Crude plant extracts of leaves of Artemisia judaica L. were analyzed for β-galactosidase activity and kinetics. The results demonstrated that the enzyme β-galactosidase in the crude extract of Artemisia judaica have a potential activities according to the Km and Vmax values.The β-galactosidase of Artemisia judaica had its maximum activity at pH 6.0 and was stable at pH values from 2.0 to 9.0, and the optimum temperature for was 50°C. The results of Km and Vmax values of the enzyme were 3.6 mM and 1.67 μmol/min, respectively.

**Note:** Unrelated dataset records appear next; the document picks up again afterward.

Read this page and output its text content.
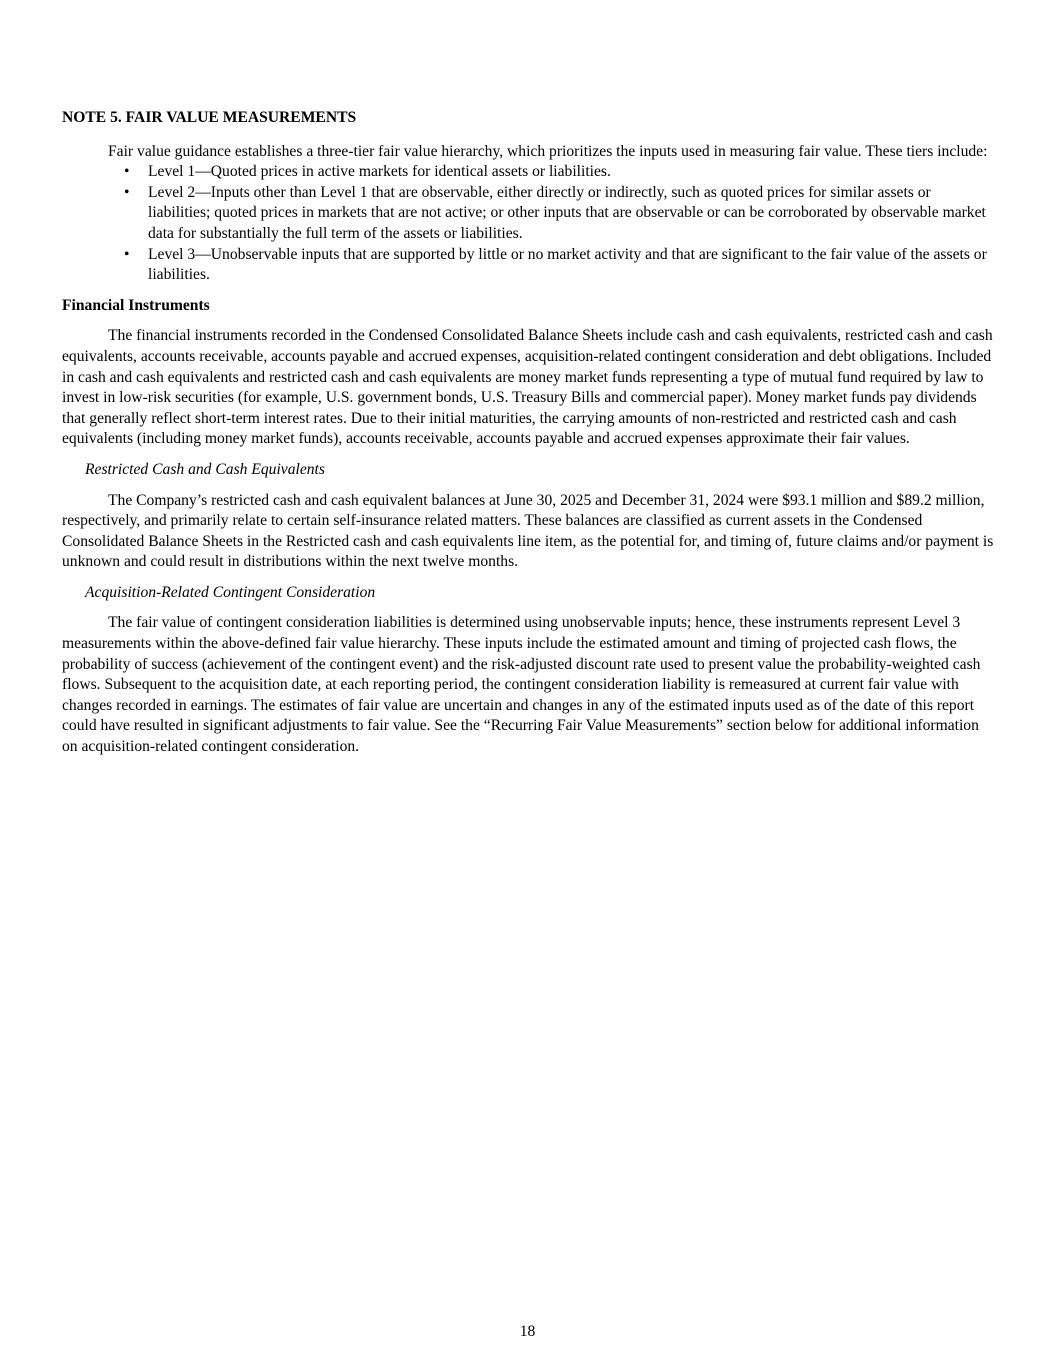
NOTE 5. FAIR VALUE MEASUREMENTS

Fair value guidance establishes a three-tier fair value hierarchy, which prioritizes the inputs used in measuring fair value. These tiers include:

• Level 1—Quoted prices in active markets for identical assets or liabilities.
• Level 2—Inputs other than Level 1 that are observable, either directly or indirectly, such as quoted prices for similar assets or liabilities; quoted prices in markets that are not active; or other inputs that are observable or can be corroborated by observable market data for substantially the full term of the assets or liabilities.
• Level 3—Unobservable inputs that are supported by little or no market activity and that are significant to the fair value of the assets or liabilities.

Financial Instruments

The financial instruments recorded in the Condensed Consolidated Balance Sheets include cash and cash equivalents, restricted cash and cash equivalents, accounts receivable, accounts payable and accrued expenses, acquisition-related contingent consideration and debt obligations. Included in cash and cash equivalents and restricted cash and cash equivalents are money market funds representing a type of mutual fund required by law to invest in low-risk securities (for example, U.S. government bonds, U.S. Treasury Bills and commercial paper). Money market funds pay dividends that generally reflect short-term interest rates. Due to their initial maturities, the carrying amounts of non-restricted and restricted cash and cash equivalents (including money market funds), accounts receivable, accounts payable and accrued expenses approximate their fair values.

Restricted Cash and Cash Equivalents

The Company’s restricted cash and cash equivalent balances at June 30, 2025 and December 31, 2024 were $93.1 million and $89.2 million, respectively, and primarily relate to certain self-insurance related matters. These balances are classified as current assets in the Condensed Consolidated Balance Sheets in the Restricted cash and cash equivalents line item, as the potential for, and timing of, future claims and/or payment is unknown and could result in distributions within the next twelve months.

Acquisition-Related Contingent Consideration

The fair value of contingent consideration liabilities is determined using unobservable inputs; hence, these instruments represent Level 3 measurements within the above-defined fair value hierarchy. These inputs include the estimated amount and timing of projected cash flows, the probability of success (achievement of the contingent event) and the risk-adjusted discount rate used to present value the probability-weighted cash flows. Subsequent to the acquisition date, at each reporting period, the contingent consideration liability is remeasured at current fair value with changes recorded in earnings. The estimates of fair value are uncertain and changes in any of the estimated inputs used as of the date of this report could have resulted in significant adjustments to fair value. See the “Recurring Fair Value Measurements” section below for additional information on acquisition-related contingent consideration.

18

According to these findings, the enzyme β-galactosidase in the crude extract of Artemisia judaica can be used in industrial, biotechnological and medical applications. Presence of heavy metals altered these activities as uncompetitive or mixed noncompetitive inhibitors. For example, Hg2+, Zn2+ and Fe2+ acted as uncompetitive inhibitors by decreasing Km and Vmax values, while Pb2+ and Cu2+ acted as mixed noncompetitive inhibitors.